Session 4: Small Group Working Session

Format: Small group working session (In-Person Attendees Only)

• In this collaborative session, attendees will work in small groups to tackle real-world challenges in particle size analysis. Guided by experienced moderators, participants will engage in in-depth discussions on multiple topics including measurement considerations, method development, method transfer, validation strategies, data analysis techniques and reporting.

DAY 2:

Session 5:  LD Theory, Practice

Format: Presentations (Virtual and In-Person Attendees)

• This session provides a comprehensive introduction to LD technology, exploring its theoretical foundations and practical applications in particle size analysis. Expert speakers will delve into the current challenges associated with LD-based particle size studies, offering insights into best practices and potential pitfalls. Attendees will gain a deeper understanding of LD principles, enabling them to make informed decisions when selecting and implementing this technology in their research or industrial settings.

Session 6:  Industry Perspectives on Particle Size Measurement

Format: Presentations (Virtual and In-Person Attendees)

• Industry experts will share their experiences and insights on the challenges faced in developing generic products, with a focus on particle size measurement.
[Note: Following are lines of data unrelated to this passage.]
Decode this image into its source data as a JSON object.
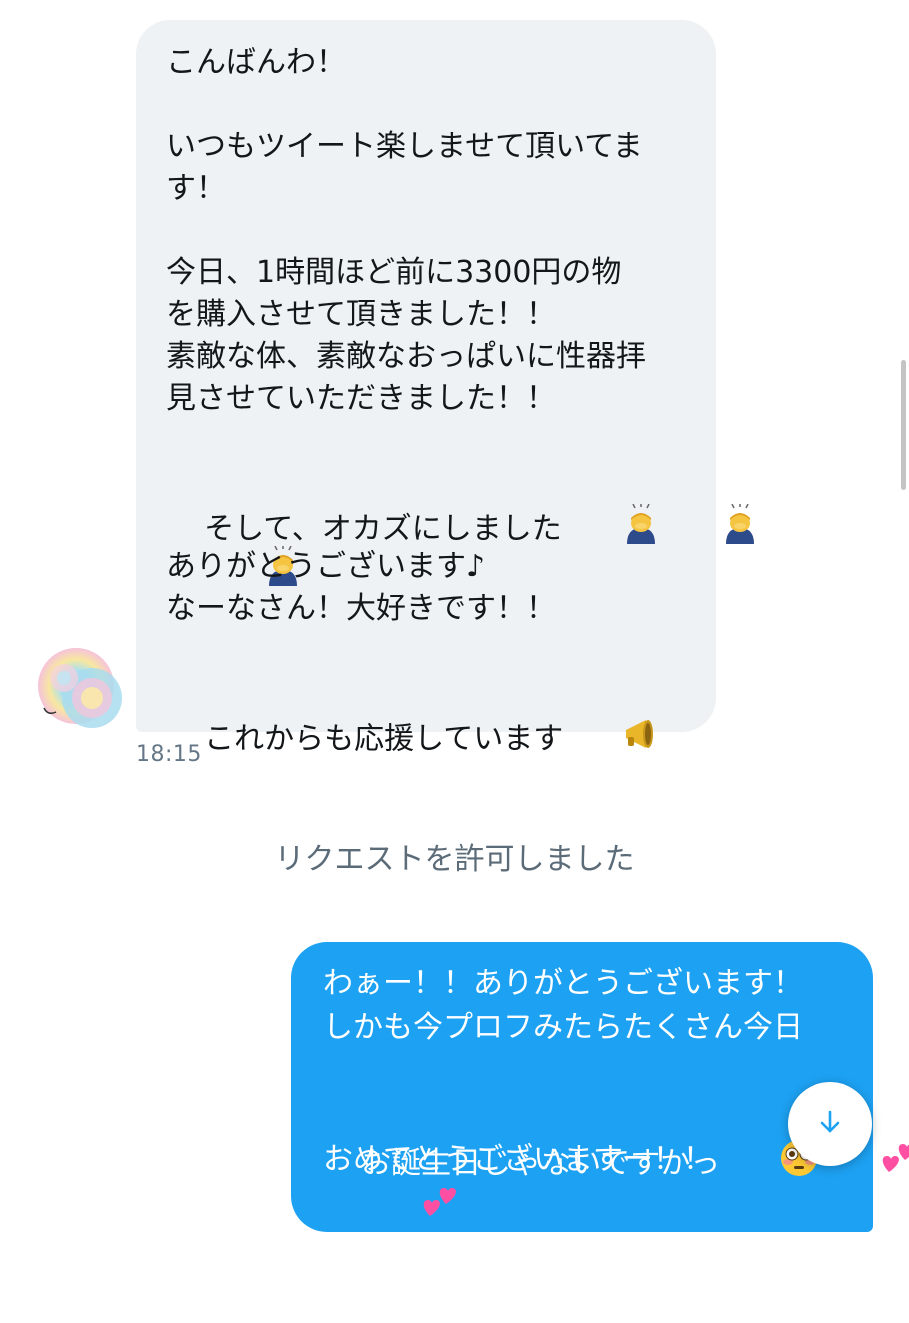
{
  "conversation": {
    "received_message": {
      "lines": [
        "こんばんわ！",
        "",
        "いつもツイート楽しませて頂いてま",
        "す！",
        "",
        "今日、1時間ほど前に3300円の物",
        "を購入させて頂きました！！",
        "素敵な体、素敵なおっぱいに性器拝",
        "見させていただきました！！",
        "そして、オカズにしました",
        "",
        "",
        "ありがとうございます♪",
        "なーなさん！大好きです！！",
        "これからも応援しています"
      ],
      "emojis": {
        "bowing": "person-bowing-emoji",
        "megaphone": "megaphone-emoji"
      },
      "timestamp": "18:15"
    },
    "system_notice": "リクエストを許可しました",
    "sent_message": {
      "lines": [
        "わぁー！！ありがとうございます！",
        "しかも今プロフみたらたくさん今日",
        "お誕生日じゃないですかっ",
        "",
        "おめでとうございますー！！"
      ],
      "emojis": {
        "flushed": "flushed-face-emoji",
        "hearts": "two-hearts-emoji"
      }
    }
  },
  "colors": {
    "received_bubble": "#eef2f4",
    "sent_bubble": "#1da1f2",
    "accent": "#1da1f2",
    "timestamp": "#657786"
  },
  "icons": {
    "scroll_down": "arrow-down-icon",
    "avatar": "avatar"
  }
}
Speakers will discuss critical aspects such as technology selection, method development, and validation processes. The session will also explore the emerging role of artificial intelligence and machine learning in knowledge management for regulatory submissions. A key component of this session will be a discussion on potential hurdles in preparing submission packages and areas where additional FDA guidance could be beneficial.

Session 7:  Vendor Perspectives for LD

Format: Rapid fire presentations and a Panel Discussion with Q&A (Virtual and In-Person Attendees)

• This session mirrors the format of Session 2, focusing on LD technology. Four LD instrument vendors will deliver concise presentations highlighting their latest technical developments and measurement best practices. These talks will address common challenges in particle sizing and offer innovative solutions. Speakers will discuss critical factors that guide users in selecting and operating LD equipment effectively, providing practical examples to illustrate real-world applications. The session will conclude with a panel discussion, allowing attendees to engage with experts and explore the topics covered in greater depth.

Session 8:  LD Equipment Demonstration

Format: Laboratory demonstration and discussion (In-Person Attendees Only)

• Similar to Session 3, this hands-on session provides in-person attendees with the opportunity to work directly with LD equipment from four leading manufacturers. Participants will rotate through small group demonstrations, gaining practical experience with various LD systems. Vendor representatives will guide attendees through suitable particle size study procedures, highlighting the strengths and considerations of each system. This session aims to deepen participants’ understanding of LD technology and its application in complex generic drug development.

Session 9: Small Group Working Session

Format: Small group working session (In-Person Attendees Only)

• This session includes vendor-led discussions on pre-workshop sample measurements, including cyclosporine ophthalmic emulsions, phytonadione injections, iron sucrose injection, triamcinolone injectable suspensions, and microcrystalline cellulose. Vendors will share challenges encountered during these measurements and propose solutions. Participants will then engage in small group discussions, collaborating on particle size method development, validation, data analysis and reporting.

Session 10: Waypoint Exercise

Format: Small group working session (In-Person Attendees Only)

• The workshop will conclude with a comprehensive summary of key lessons learned and a forward-looking discussion on addressing identified challenges in the near future, setting the stage for continued progress in the field.